The second issue we had to grapple with was generosity. We'd been given money by various people (who having seen our old car took pity on us) and their gifts were for a replacement car. You honour the giver and the gift by using it as intended. God has blessed us with friends who love us, care for us and incredibly generous to us.
I have to say I've been hugely fortunate when it comes to transport. I've owned (including this new one) 6 cars and I've been given 4 of them. Every time I get into the car I drive I have reason to be thankful, grateful and humble.
Then, from generosity we needed to think as stewards. The 19 year old, 164000 mile Golf has been a great car. Worth every one of the £750 we paid for it more than 5 years ago. But at the same time we were given a substantial gift for a new car, our old one needed around £400 spending on it to get it through the next MOT. Was it good stewardship to sit on a gift and spend money on the old car? We thought not.
By now we've decided the right thing to do was to replace the old car but what with? Our criteria was something that would hopefully (barring the arrival of quads or quins) should see last our family some time. We wanted something economical, efficient, safe, reliable and within our budget. We weren't going to borrow for this.
So what did we get? A 2004 Skoda Octavia 1.9 TDi Elegance with 45000 miles on the clock.

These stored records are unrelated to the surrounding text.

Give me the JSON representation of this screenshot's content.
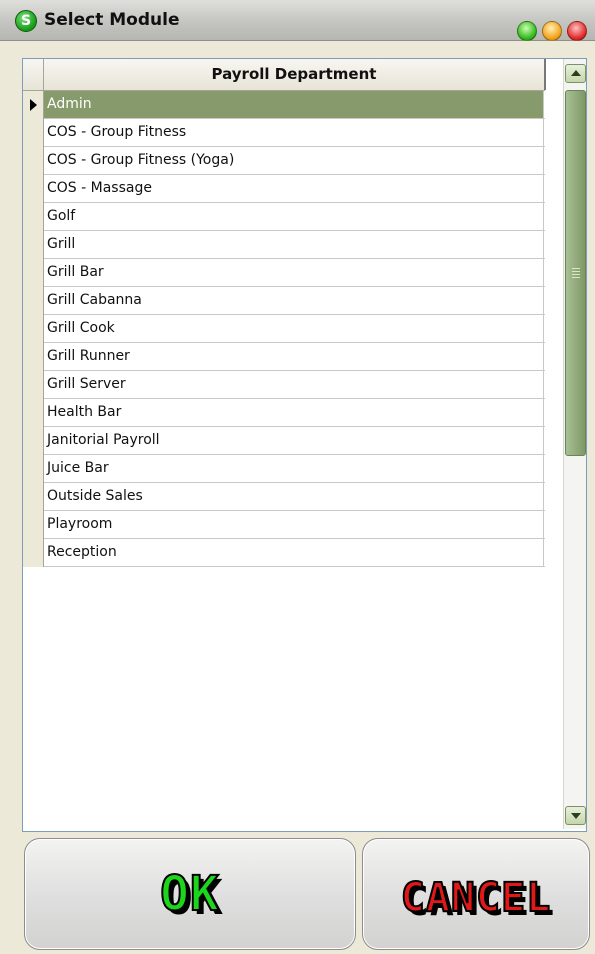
{
  "window": {
    "title": "Select Module",
    "app_icon_letter": "S"
  },
  "grid": {
    "column_header": "Payroll Department",
    "selected_index": 0,
    "rows": [
      "Admin",
      "COS - Group Fitness",
      "COS - Group Fitness (Yoga)",
      "COS - Massage",
      "Golf",
      "Grill",
      "Grill Bar",
      "Grill Cabanna",
      "Grill Cook",
      "Grill Runner",
      "Grill Server",
      "Health Bar",
      "Janitorial Payroll",
      "Juice Bar",
      "Outside Sales",
      "Playroom",
      "Reception"
    ]
  },
  "buttons": {
    "ok_label": "OK",
    "cancel_label": "CANCEL"
  },
  "colors": {
    "selected_row": "#879a6b",
    "ok_text": "#1bd61b",
    "cancel_text": "#e01818"
  }
}
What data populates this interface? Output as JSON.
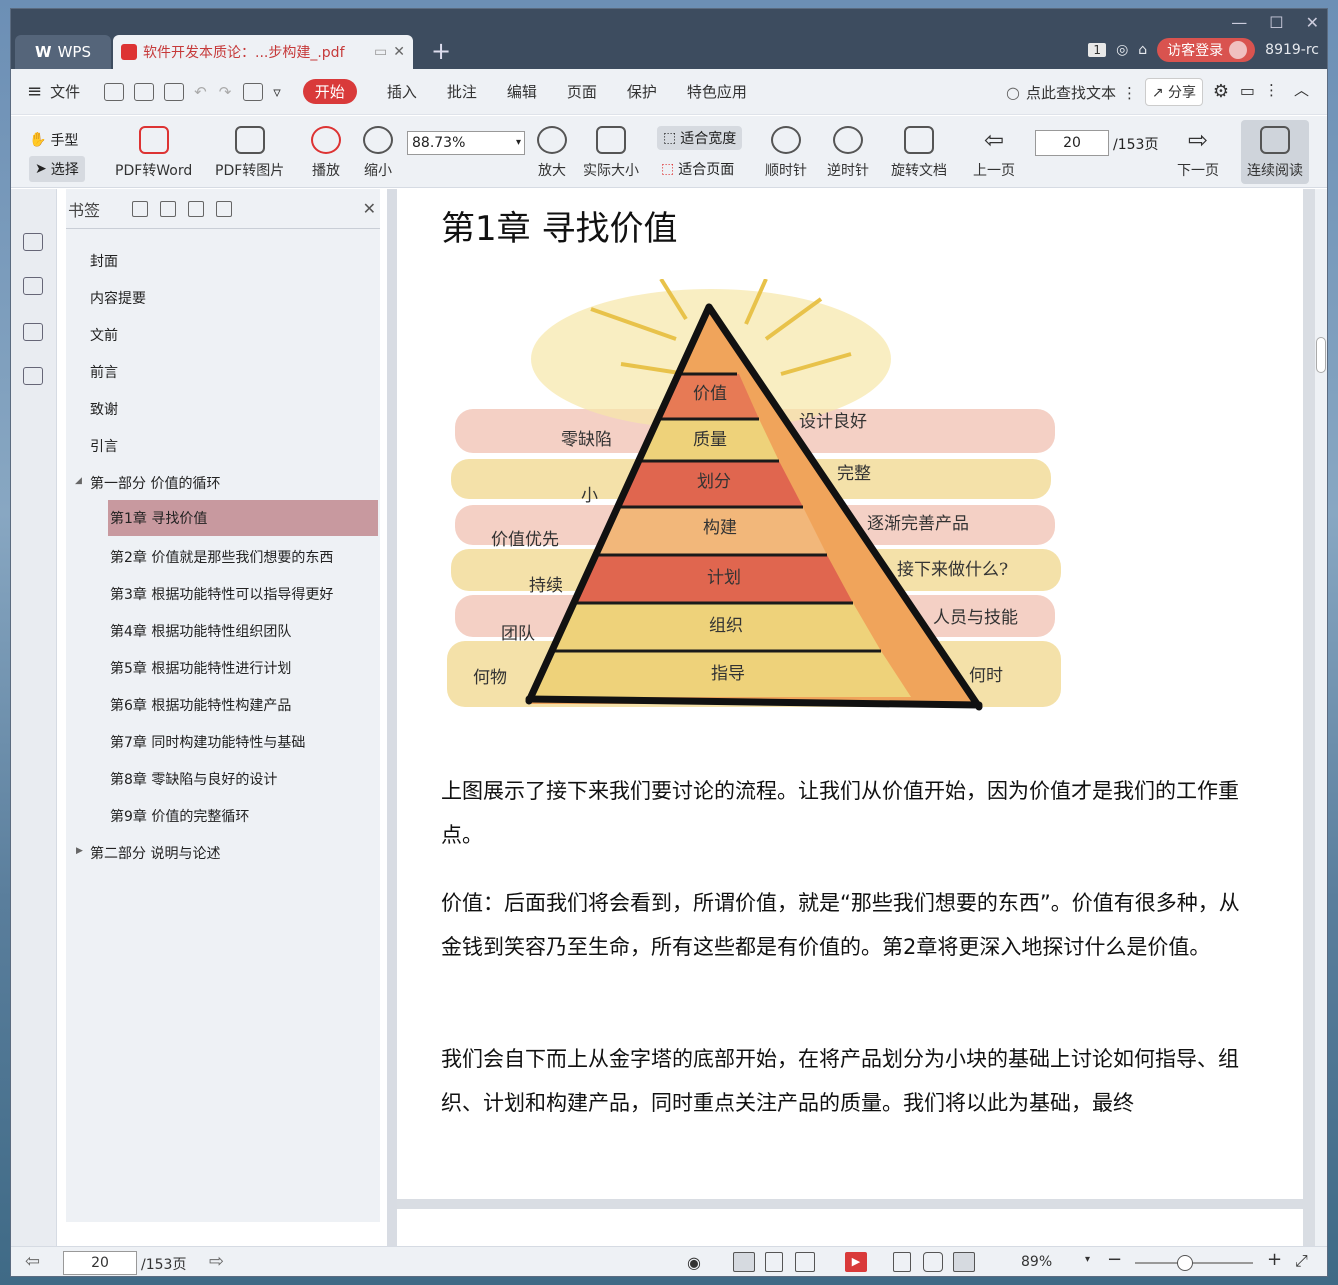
{
  "app": {
    "brand": "WPS",
    "tab_title": "软件开发本质论：...步构建_.pdf"
  },
  "titlebar": {
    "page_badge": "1",
    "login": "访客登录",
    "user": "8919-rc"
  },
  "menu": {
    "file": "文件",
    "items": [
      "开始",
      "插入",
      "批注",
      "编辑",
      "页面",
      "保护",
      "特色应用"
    ],
    "search": "点此查找文本",
    "share": "分享"
  },
  "toolbar": {
    "hand": "手型",
    "select": "选择",
    "pdf_word": "PDF转Word",
    "pdf_img": "PDF转图片",
    "play": "播放",
    "zoom_out": "缩小",
    "zoom_value": "88.73%",
    "zoom_in": "放大",
    "actual": "实际大小",
    "fit_width": "适合宽度",
    "fit_page": "适合页面",
    "cw": "顺时针",
    "ccw": "逆时针",
    "rotate_doc": "旋转文档",
    "prev": "上一页",
    "page_value": "20",
    "page_total": "/153页",
    "next": "下一页",
    "continuous": "连续阅读"
  },
  "bookmarks": {
    "title": "书签",
    "items": [
      "封面",
      "内容提要",
      "文前",
      "前言",
      "致谢",
      "引言",
      "第一部分 价值的循环",
      "第1章 寻找价值",
      "第2章 价值就是那些我们想要的东西",
      "第3章 根据功能特性可以指导得更好",
      "第4章 根据功能特性组织团队",
      "第5章 根据功能特性进行计划",
      "第6章 根据功能特性构建产品",
      "第7章 同时构建功能特性与基础",
      "第8章 零缺陷与良好的设计",
      "第9章 价值的完整循环",
      "第二部分 说明与论述"
    ]
  },
  "document": {
    "heading": "第1章  寻找价值",
    "pyramid_layers": [
      "价值",
      "质量",
      "划分",
      "构建",
      "计划",
      "组织",
      "指导"
    ],
    "left_labels": [
      "零缺陷",
      "小",
      "价值优先",
      "持续",
      "团队",
      "何物"
    ],
    "right_labels": [
      "设计良好",
      "完整",
      "逐渐完善产品",
      "接下来做什么?",
      "人员与技能",
      "何时"
    ],
    "paragraphs": [
      "上图展示了接下来我们要讨论的流程。让我们从价值开始，因为价值才是我们的工作重点。",
      "价值：后面我们将会看到，所谓价值，就是“那些我们想要的东西”。价值有很多种，从金钱到笑容乃至生命，所有这些都是有价值的。第2章将更深入地探讨什么是价值。",
      "我们会自下而上从金字塔的底部开始，在将产品划分为小块的基础上讨论如何指导、组织、计划和构建产品，同时重点关注产品的质量。我们将以此为基础，最终"
    ]
  },
  "status": {
    "page_value": "20",
    "page_total": "/153页",
    "zoom": "89%"
  },
  "colors": {
    "accent": "#d93a3a",
    "tab_bg": "#3d4c5f",
    "selection": "#c8999f"
  }
}
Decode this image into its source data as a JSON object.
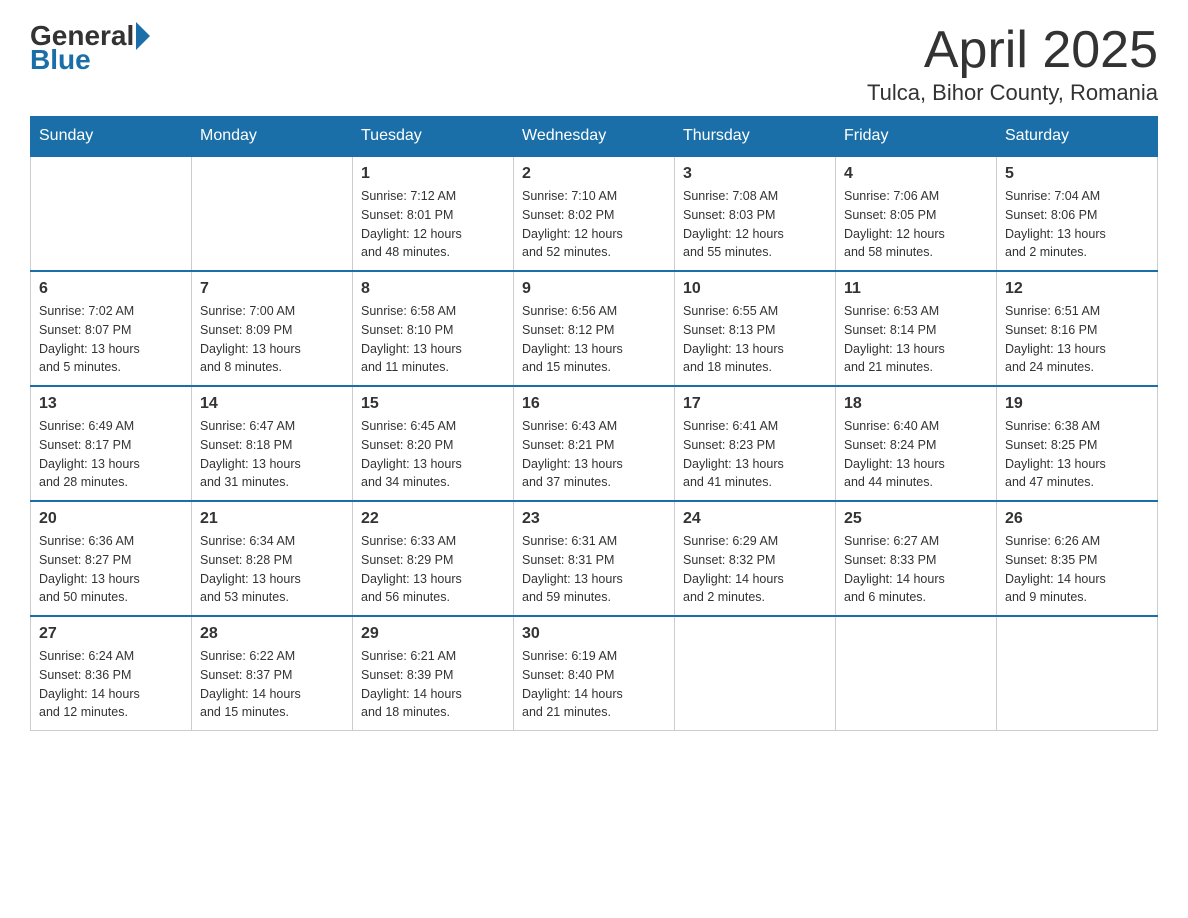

Diesel is better than petrol and it can (I think) run on bio-diesel which is something I'll definitely be researching. It it is economical, hopefully reliable, cheaper to tax and with less emissions than our old trusty Golf, should last us ages. It is also fun to drive and a bit more comfortable.
We're seeing how we can give the Golf to someone so it will be a blessing to them too.
What have I learnt? One that my car was a symbol of my simplicity, I worried that with a new car people would judge me as consumerist and someone who doesn't practice what he preaches. My old car was my way of showing how simply I lived. It did become a weird badge of honour. I've a long way to go to free myself of consumerism and its trappings but being a joyless moaner isn't the way to go.